This group assignment provides an opportunity to gain some practical experience with indexing. The “experiment of the week” assignments are intended to be more open, with your group picking the specific topics to investigate. Basically, this gives you a chance to be a bit more creative and follow directions of specific interest to you (and more relevant to your career). Besides creativity, you should try to pick experiments that are interesting and carry them out with good technical skill. That does not mean the results have to be in line with your intuition, counter-intuitive yet interesting results are great. Besides the topic of the week, such as indexing, you are free to bring in any past topics to complement your experiments. For instance, you might develop some new queries that fit better with the current experiments or even try some database programming.
The deliverable is an “experiment of the week” write-up that includes an explanation of each experiment, along with screenshots, figures, and/or tables that highlight key steps or results.
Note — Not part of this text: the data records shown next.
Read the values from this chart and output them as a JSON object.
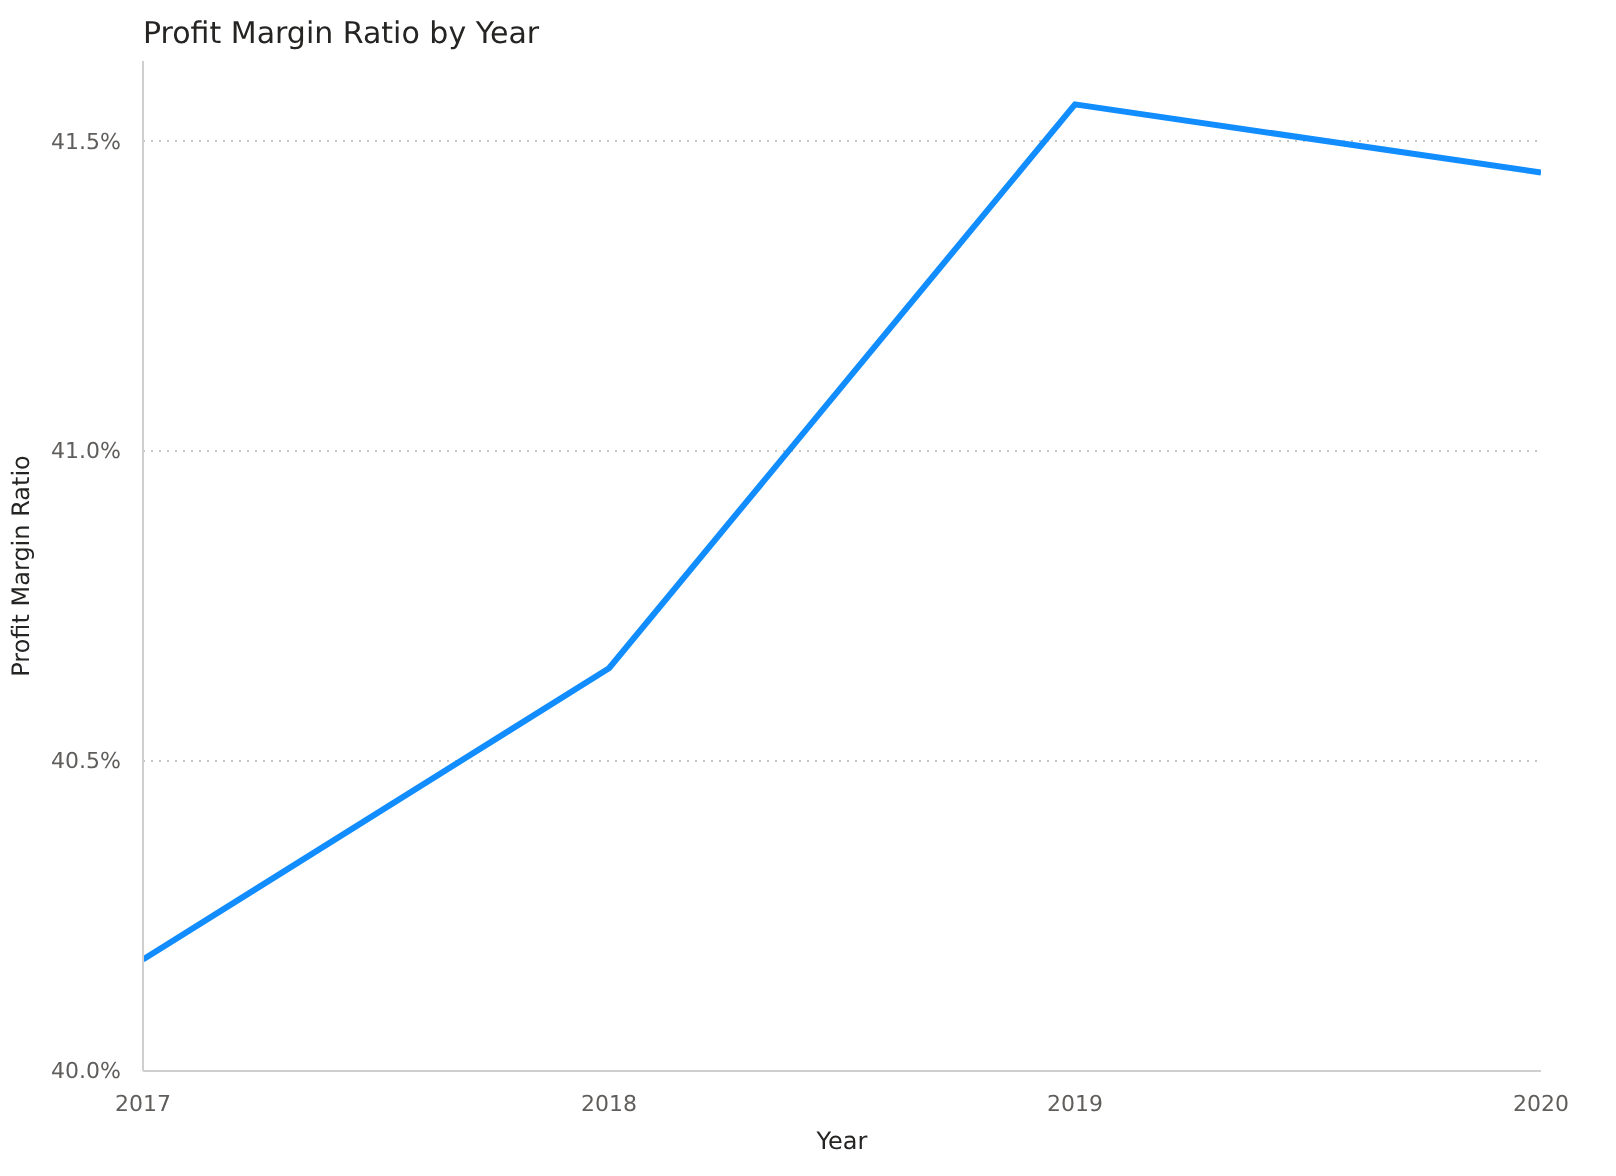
{
  "chart_data": {
    "type": "line",
    "title": "Profit Margin Ratio by Year",
    "xlabel": "Year",
    "ylabel": "Profit Margin Ratio",
    "x": [
      2017,
      2018,
      2019,
      2020
    ],
    "series": [
      {
        "color": "#118dff",
        "values": [
          40.18,
          40.65,
          41.56,
          41.45
        ]
      }
    ],
    "xlim": [
      2017,
      2020
    ],
    "xticks": [
      2017,
      2018,
      2019,
      2020
    ],
    "ylim": [
      40.0,
      41.63
    ],
    "yticks": [
      {
        "value": 40.0,
        "label": "40.0%"
      },
      {
        "value": 40.5,
        "label": "40.5%"
      },
      {
        "value": 41.0,
        "label": "41.0%"
      },
      {
        "value": 41.5,
        "label": "41.5%"
      }
    ],
    "grid": "y",
    "marker": "none",
    "line_style": "solid"
  }
}
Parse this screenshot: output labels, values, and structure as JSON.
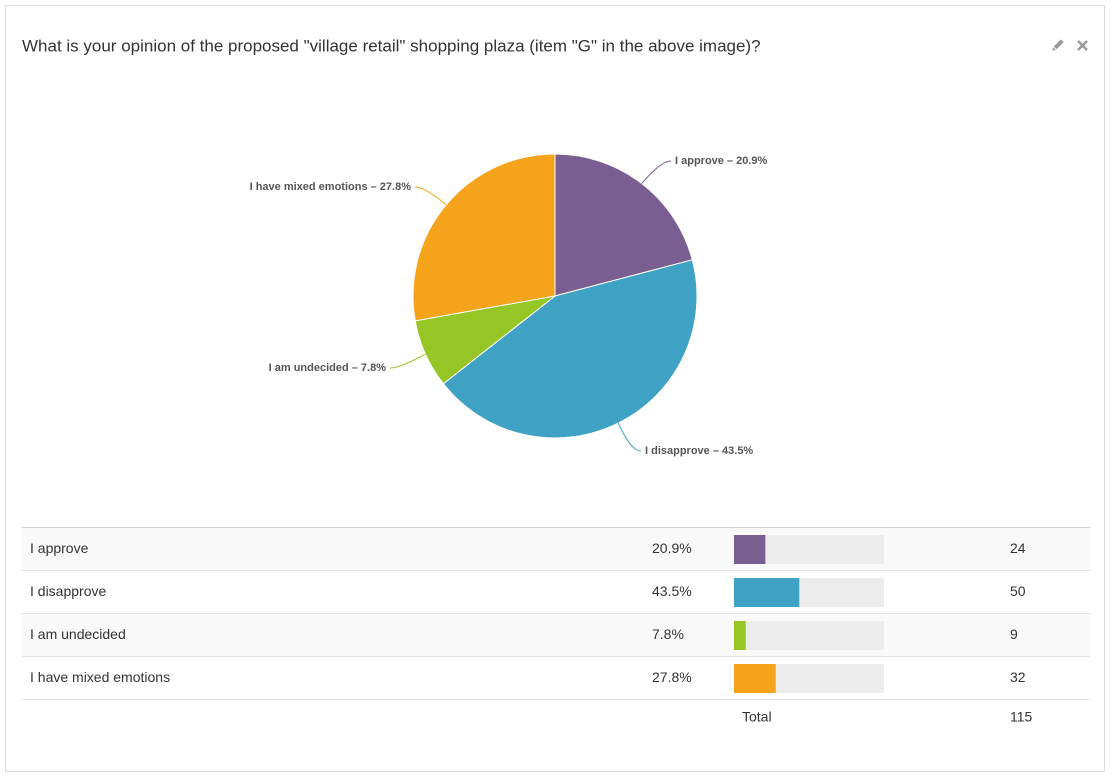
{
  "title": "What is your opinion of the proposed \"village retail\" shopping plaza (item \"G\" in the above image)?",
  "chart_data": {
    "type": "pie",
    "categories": [
      "I approve",
      "I disapprove",
      "I am undecided",
      "I have mixed emotions"
    ],
    "values": [
      20.9,
      43.5,
      7.8,
      27.8
    ],
    "value_labels": [
      "I approve – 20.9%",
      "I disapprove – 43.5%",
      "I am undecided – 7.8%",
      "I have mixed emotions – 27.8%"
    ],
    "colors": [
      "#7b5e91",
      "#3fa2c4",
      "#95c626",
      "#f5a31a"
    ]
  },
  "table": {
    "rows": [
      {
        "label": "I approve",
        "percent": "20.9%",
        "count": "24"
      },
      {
        "label": "I disapprove",
        "percent": "43.5%",
        "count": "50"
      },
      {
        "label": "I am undecided",
        "percent": "7.8%",
        "count": "9"
      },
      {
        "label": "I have mixed emotions",
        "percent": "27.8%",
        "count": "32"
      }
    ],
    "total_label": "Total",
    "total": "115"
  }
}
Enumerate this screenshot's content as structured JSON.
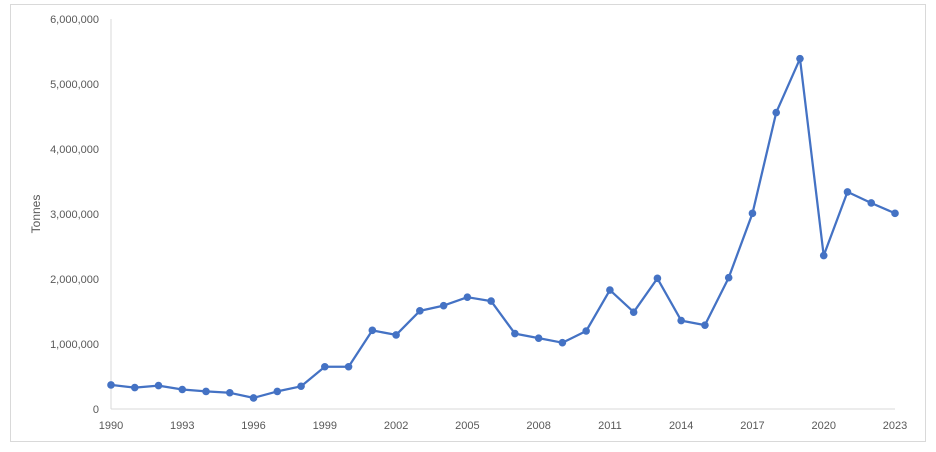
{
  "chart_data": {
    "type": "line",
    "title": "",
    "xlabel": "",
    "ylabel": "Tonnes",
    "ylim": [
      0,
      6000000
    ],
    "y_ticks": [
      "0",
      "1,000,000",
      "2,000,000",
      "3,000,000",
      "4,000,000",
      "5,000,000",
      "6,000,000"
    ],
    "x_ticks": [
      "1990",
      "1993",
      "1996",
      "1999",
      "2002",
      "2005",
      "2008",
      "2011",
      "2014",
      "2017",
      "2020",
      "2023"
    ],
    "grid": false,
    "legend": "none",
    "line_color": "#4472c4",
    "x": [
      1990,
      1991,
      1992,
      1993,
      1994,
      1995,
      1996,
      1997,
      1998,
      1999,
      2000,
      2001,
      2002,
      2003,
      2004,
      2005,
      2006,
      2007,
      2008,
      2009,
      2010,
      2011,
      2012,
      2013,
      2014,
      2015,
      2016,
      2017,
      2018,
      2019,
      2020,
      2021,
      2022,
      2023
    ],
    "series": [
      {
        "values": [
          370000,
          330000,
          360000,
          300000,
          270000,
          250000,
          170000,
          270000,
          350000,
          650000,
          650000,
          1210000,
          1140000,
          1510000,
          1590000,
          1720000,
          1660000,
          1160000,
          1090000,
          1020000,
          1200000,
          1830000,
          1490000,
          2010000,
          1360000,
          1290000,
          2020000,
          3010000,
          4560000,
          5390000,
          2360000,
          3340000,
          3170000,
          3010000
        ]
      }
    ]
  }
}
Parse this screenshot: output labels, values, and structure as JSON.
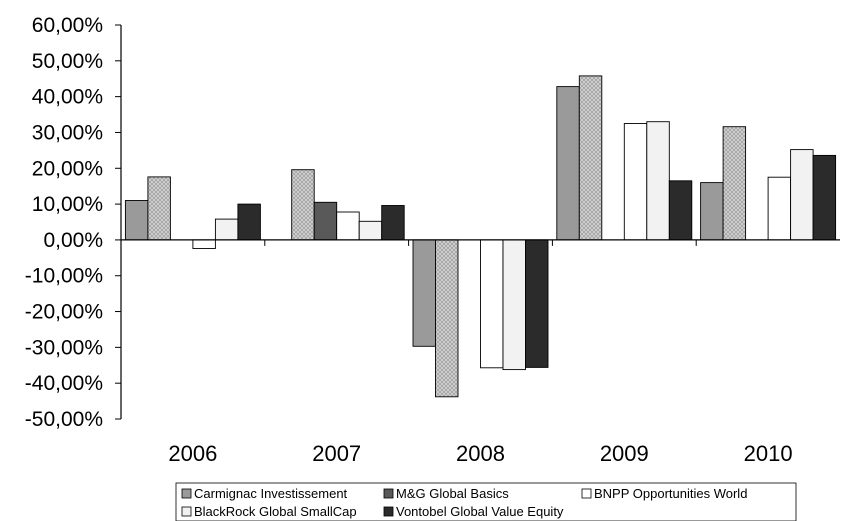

Along with some ideas below, there are “hall of fame” examples that show fragments of past student projects. These fragments and hints are selected because of interesting features, but are not guaranteed to be completely correct. So, use them for inspiration and develop your own informed results (i.e., “trust but verify”). Together these hints and ideas should help you complete your assignments and learn along the way.
Idea 1: Investigating Selectivity
Look up selectivity in your database textbook. Essentially, the optimizer makes a decision regarding index use based on the fraction of results returned. Indexes are most useful when selecting a small fraction of the available records. You can conduct a simple experiment to find out where the cutoff percentage lies by developing a simple single table query and gradually shrinking (or growing) the query range.
Idea 2: Start Simple and Show that Indexing Works
You can start with a simple experiment that builds on your query writing. Take a simple query and improve the performance by adding indexes (and/or using any subsequent techniques). The idea is to take a query scenario based approached to performance tuning. Then expand to more complex queries.
Idea 3: Primary Keys and Indexes
Why index a primary key? Primary key constraints can be expensive to enforce, since any new values have to be unique (and compared with all existing values). So, a fast lookup based on the primary key value is very useful (based on an index). You could explore this by creating a table with no primary key constraint, but with a unique constraint on the candidate key column. Do an INSERT and look at the execution plan and cost. Now put a primary key constraint in place, which automatically creates an index. How does the performance differ? I have not tried this, but it sounds interesting.
Idea 4: Indexing for Different Query Types
There are many types of queries. Some queries are highly focused and return a single row or small set (a “point queries”). Other queries return larger sets based on ranges of specific attributes (range queries). Report-like queries typically scan large amounts of data and often form aggregates for results (scan queries). You could explore the importance of index structures under these different scenarios.
Idea 5: Function-Based Indexes
Database systems often provide methods for improving performance for computed columns. It is often good practice to derive data from several existing columns. However, these multi-column computations can be expensive to calculate at query time. Several techniques such as materialized views or function-based indexes can improve performance in these situations. In particular, function-based index structures store the calculated values for efficient retrieval. As part of an experiment, you can create a computed attribute and try queries with and without function-based indexes.
Idea 6: Database Programming
You might also consider doing a bit of database programming based on the previous special topic. For instance, you could write a stored procedure to generate data, such as fan ratings of movies (or craft beers). You could also build utility procedures or functions for manipulating the data or computing derived information like a composite movie rating.